Let $\omega_t$ be an exact form depending smoothly on time $t$.
Then is $\dfrac{d\omega_t}{dt}$ also exact?
$\dfrac{\omega_t - \omega_{t_0}}{t-t_0}$ is clearly exact.
However I am stuck in showing that its limit is exact.
Thanks in advance.
Using Ted's hint
Let $c$ be an any smooth k-cycle. Since $\omega_t$ is exact, $\displaystyle\int_c \omega_t =0$
It suffices to prove that $\displaystyle\int_c \lim_{t \to t_0} \dfrac{\omega_t - \omega_{t_0}}{t-t_0} = \lim_{t \to t_0}\displaystyle\int_c \dfrac{\omega_t - \omega_{t_0}}{t-t_0} $.
However this is on the world of manifolds and diffenretial forms, I am not sure it works well.
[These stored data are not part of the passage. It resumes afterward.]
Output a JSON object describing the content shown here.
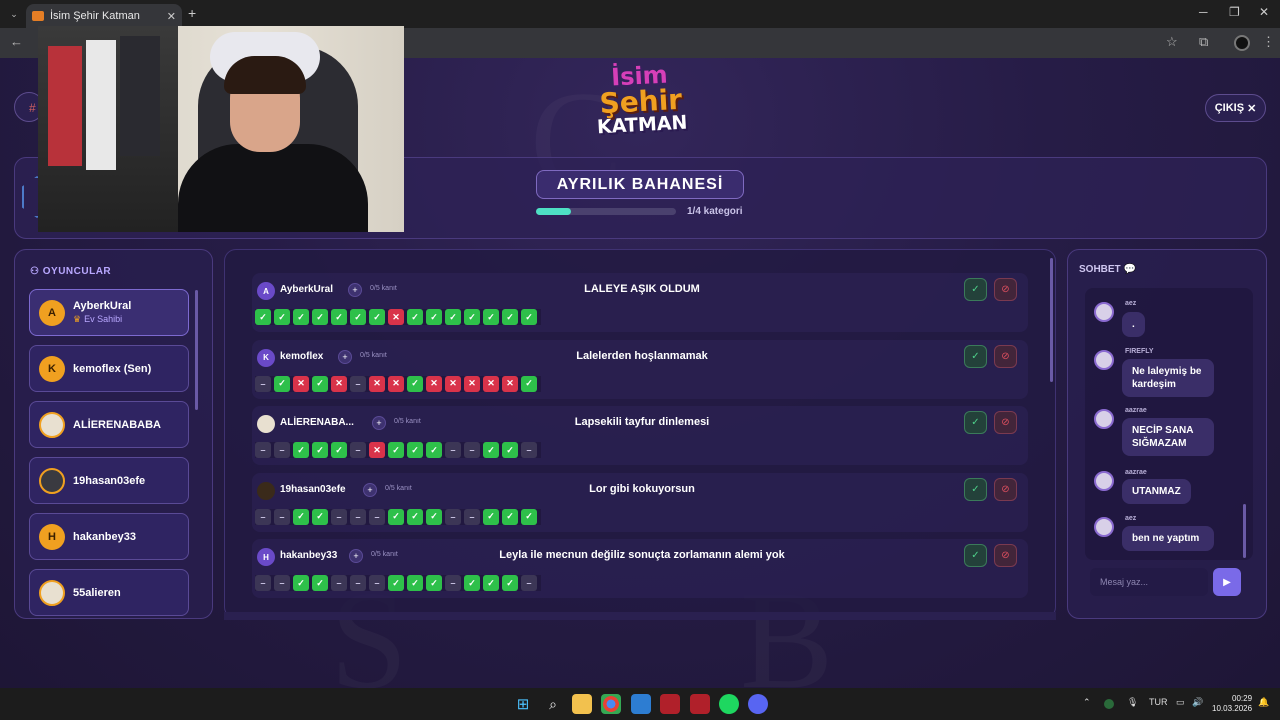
{
  "browser": {
    "tab_title": "İsim Şehir Katman",
    "new_tab": "+",
    "tab_close": "✕",
    "minimize": "─",
    "restore": "❐",
    "close": "✕"
  },
  "logo": {
    "line1": "İsim",
    "line2": "Şehir",
    "line3": "KATMAN"
  },
  "header": {
    "exit_label": "ÇIKIŞ",
    "exit_icon": "✕"
  },
  "category": {
    "title": "AYRILIK BAHANESİ",
    "progress_text": "1/4 kategori",
    "progress": 0.25
  },
  "players": {
    "title": "OYUNCULAR",
    "items": [
      {
        "initial": "A",
        "name": "AyberkUral",
        "role": "Ev Sahibi"
      },
      {
        "initial": "K",
        "name": "kemoflex (Sen)"
      },
      {
        "initial": "",
        "name": "ALİERENABABA"
      },
      {
        "initial": "",
        "name": "19hasan03efe"
      },
      {
        "initial": "H",
        "name": "hakanbey33"
      },
      {
        "initial": "",
        "name": "55alieren"
      }
    ]
  },
  "answers": {
    "plus": "+",
    "rows": [
      {
        "initial": "A",
        "name": "AyberkUral",
        "proof": "0/5 kanıt",
        "answer": "LALEYE AŞIK OLDUM",
        "votes": [
          "y",
          "y",
          "y",
          "y",
          "y",
          "y",
          "y",
          "n",
          "y",
          "y",
          "y",
          "y",
          "y",
          "y",
          "y"
        ]
      },
      {
        "initial": "K",
        "name": "kemoflex",
        "proof": "0/5 kanıt",
        "answer": "Lalelerden hoşlanmamak",
        "votes": [
          "d",
          "y",
          "n",
          "y",
          "n",
          "d",
          "n",
          "n",
          "y",
          "n",
          "n",
          "n",
          "n",
          "n",
          "y"
        ]
      },
      {
        "initial": "",
        "name": "ALİERENABA...",
        "proof": "0/5 kanıt",
        "answer": "Lapsekili tayfur dinlemesi",
        "votes": [
          "d",
          "d",
          "y",
          "y",
          "y",
          "d",
          "n",
          "y",
          "y",
          "y",
          "d",
          "d",
          "y",
          "y",
          "d"
        ]
      },
      {
        "initial": "",
        "name": "19hasan03efe",
        "proof": "0/5 kanıt",
        "answer": "Lor gibi kokuyorsun",
        "votes": [
          "d",
          "d",
          "y",
          "y",
          "d",
          "d",
          "d",
          "y",
          "y",
          "y",
          "d",
          "d",
          "y",
          "y",
          "y"
        ]
      },
      {
        "initial": "H",
        "name": "hakanbey33",
        "proof": "0/5 kanıt",
        "answer": "Leyla ile mecnun değiliz sonuçta zorlamanın alemi yok",
        "votes": [
          "d",
          "d",
          "y",
          "y",
          "d",
          "d",
          "d",
          "y",
          "y",
          "y",
          "d",
          "y",
          "y",
          "y",
          "d"
        ]
      }
    ]
  },
  "chat": {
    "title": "SOHBET",
    "input_placeholder": "Mesaj yaz...",
    "send_icon": "▶",
    "messages": [
      {
        "user": "aez",
        "text": "."
      },
      {
        "user": "FIREFLY",
        "text": "Ne laleymiş be kardeşim"
      },
      {
        "user": "aazrae",
        "text": "NECİP SANA SIĞMAZAM"
      },
      {
        "user": "aazrae",
        "text": "UTANMAZ"
      },
      {
        "user": "aez",
        "text": "ben ne yaptım"
      }
    ]
  },
  "taskbar": {
    "lang": "TUR",
    "time": "00:29",
    "date": "10.03.2026"
  },
  "colors": {
    "accent": "#7a6ae8",
    "yes": "#2ec04a",
    "no": "#d9334a",
    "progress": "#4ee0c4"
  },
  "icons": {
    "ok": "✓",
    "reject": "⊘",
    "yes": "✓",
    "no": "✕",
    "dash": "–",
    "crown": "♛",
    "chat": "💬"
  }
}
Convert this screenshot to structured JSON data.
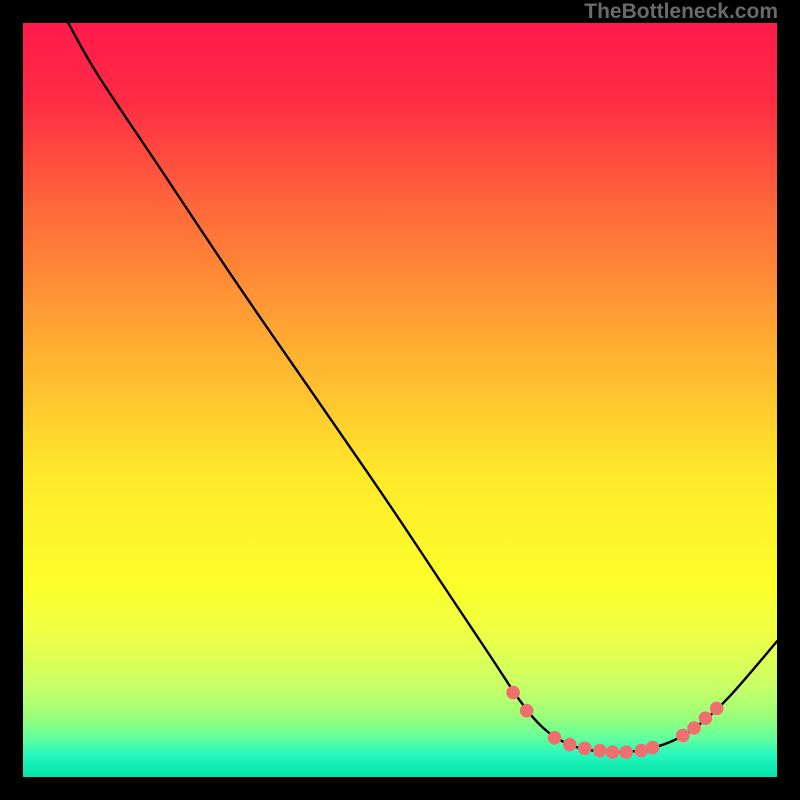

HINT: A closed $k$-form is exact if and only if its integral over every $k$-cycle is zero. (Comment: The Leibniz rule for differentiating under the integral sign applies to manifolds as well, giving $$\frac d{dt} \int_M \omega = \int_M \frac{\partial\omega}{\partial t}.$$ The "nice" proof using dominated convergence works just as for one-dimensional integrals.)